How can I forget the bulldozers that carried the corpses of innocent people to throw them in the garbage? How can I forget the screams of children and the terror and panic that befell them from the bullets and flying flames? How can I forget the elderly mother who embraced her son crying and said, “They killed you, but they do not know that you are my supporter after the death of your father”? How can I forget the young boy who stood over his mother’s body and begged her to wake up? How can I forget all of these tragedies and many more? Time has stopped for me at this black day in the history of Egypt, which has never witnessed a massacre like it in its modern history. It is truly the massacre of the century!
The perpetrators of the massacre of the century that took place on 14 August 2013, (those who planned and executed it), are still alive, enjoying luxury and a rich life. They have not been brought to justice, even though the massacre was in full view of the whole world and the perpetrators were witnessed committing their crime and are known to the world.
Although ten years have passed since the massacre of Rabaa and Al-Nahda, many of its secrets are still a mystery.
We heard a lot of talk, immediately after the massacre, about lawsuits that will be filed in international courts against the perpetrators of the massacre, especially since Human Rights Watch (HRW) had identified the names of the perpetrators, and the Muslim Brotherhood appointed a major legal office in Britain to file the lawsuit, but it was said that it was refused in form, then it was said that they would file the lawsuit in another country.
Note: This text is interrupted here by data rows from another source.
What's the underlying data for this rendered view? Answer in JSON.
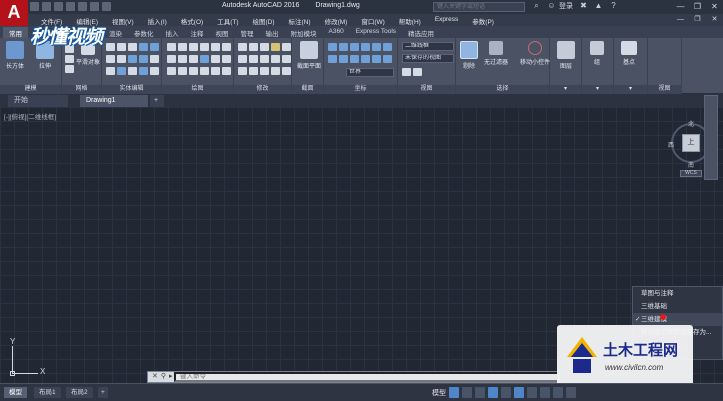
{
  "app": {
    "logo": "A",
    "title": "Autodesk AutoCAD 2016",
    "document": "Drawing1.dwg",
    "brand_watermark": "秒懂视频"
  },
  "search": {
    "placeholder": "键入关键字或短语"
  },
  "account": {
    "login": "登录"
  },
  "menus": [
    "文件(F)",
    "编辑(E)",
    "视图(V)",
    "插入(I)",
    "格式(O)",
    "工具(T)",
    "绘图(D)",
    "标注(N)",
    "修改(M)",
    "窗口(W)",
    "帮助(H)",
    "Express",
    "参数(P)"
  ],
  "ribbon_tabs": [
    {
      "label": "常用",
      "active": true
    },
    {
      "label": "实体"
    },
    {
      "label": "曲面"
    },
    {
      "label": "网格"
    },
    {
      "label": "渲染"
    },
    {
      "label": "参数化"
    },
    {
      "label": "插入"
    },
    {
      "label": "注释"
    },
    {
      "label": "视图"
    },
    {
      "label": "管理"
    },
    {
      "label": "输出"
    },
    {
      "label": "附加模块"
    },
    {
      "label": "A360"
    },
    {
      "label": "Express Tools"
    },
    {
      "label": "精选应用"
    }
  ],
  "ribbon": {
    "modeling": {
      "box": "长方体",
      "extrude": "拉伸",
      "label": "建模"
    },
    "mesh": {
      "smooth": "平滑对象",
      "label": "网格"
    },
    "solid_edit": {
      "label": "实体编辑"
    },
    "draw": {
      "label": "绘图"
    },
    "modify": {
      "label": "修改"
    },
    "section": {
      "plane": "截面平面",
      "label": "截面"
    },
    "coordinates": {
      "world": "世界",
      "label": "坐标"
    },
    "view": {
      "visual_style": "二维线框",
      "saved_view": "未保存的视图",
      "label": "视图"
    },
    "selection": {
      "culling": "剔除",
      "no_filter": "无过滤器",
      "move_gizmo": "移动小控件",
      "label": "选择"
    },
    "layers": {
      "label": "图层"
    },
    "groups": {
      "label": "组"
    },
    "base": {
      "label": "基点"
    },
    "view2": {
      "label": "视图"
    }
  },
  "doc_tabs": [
    {
      "label": "开始"
    },
    {
      "label": "Drawing1",
      "active": true
    },
    {
      "label": "+"
    }
  ],
  "viewport": {
    "label": "[-][俯视][二维线框]"
  },
  "viewcube": {
    "north": "北",
    "south": "南",
    "east": "东",
    "west": "西",
    "face": "上",
    "wcs": "WCS"
  },
  "ucs": {
    "y": "Y",
    "x": "X"
  },
  "context_menu": {
    "items": [
      {
        "label": "草图与注释",
        "checked": false
      },
      {
        "label": "三维基础",
        "checked": false
      },
      {
        "label": "三维建模",
        "checked": true
      },
      {
        "label": "将当前工作空间另存为...",
        "checked": false
      },
      {
        "label": "工作空间设置...",
        "checked": false
      }
    ]
  },
  "command": {
    "placeholder": "键入命令"
  },
  "status_tabs": [
    {
      "label": "模型",
      "active": true
    },
    {
      "label": "布局1"
    },
    {
      "label": "布局2"
    },
    {
      "label": "+"
    }
  ],
  "status": {
    "model": "模型"
  },
  "site_watermark": {
    "name": "土木工程网",
    "url": "www.civilcn.com"
  }
}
However, we didn’t hear anything about it afterwards, and we fear that it could be forgotten, especially since the state wants to obliterate all traces of it.
Egypt’s parliament recently issued a law providing officers with immunity from legal proceedings, this is nothing more than fear of legal accountability in the future, especially since these crimes do not have a statute of limitation. The first paragraph of Article VII of the Rome Statute classifies what happened as a crime against humanity, and Article XV of the same agreement obliges the Prosecutor of the International Criminal Court to directly investigate such crimes, but unfortunately, the ICC has rejected the request submitted by a number of lawyers to look into the massacre because the request was not submitted on behalf of the Egyptian state and because Egypt is not a party to the Rome Statute, which includes the jurisdiction of the ICC. It is ironic that it was the late President Mohamed Morsi who would not sign the Rome Statute.
Everything that happened in the Rabaa massacre must be documented, in sound and video, along with the testimonies of the witnesses who survived it and must be kept in an international archive that the entire world can access so that the memory remains alive in the hearts and consciences of people and to keep it from being forgotten. It would be even better if 14 August could be marked as the International Day for the Victims of Peaceful Protests.
Rabaa remains a pain in our hearts and a deep wound in our souls that is still bleeding because the perpetrators have not yet been punished.
Rabaa was the last cry of the resistance against the regional project to kill the Arab Spring revolutions, which they silenced with their deadly bullets to destroy the dreams of the Arab peoples for freedom, dignity and justice. They want to take them back to their former lives of slavery, oppression, humiliation and poverty!
The views expressed in this article belong to the author and do not necessarily reflect the editorial policy of Middle East Monitor.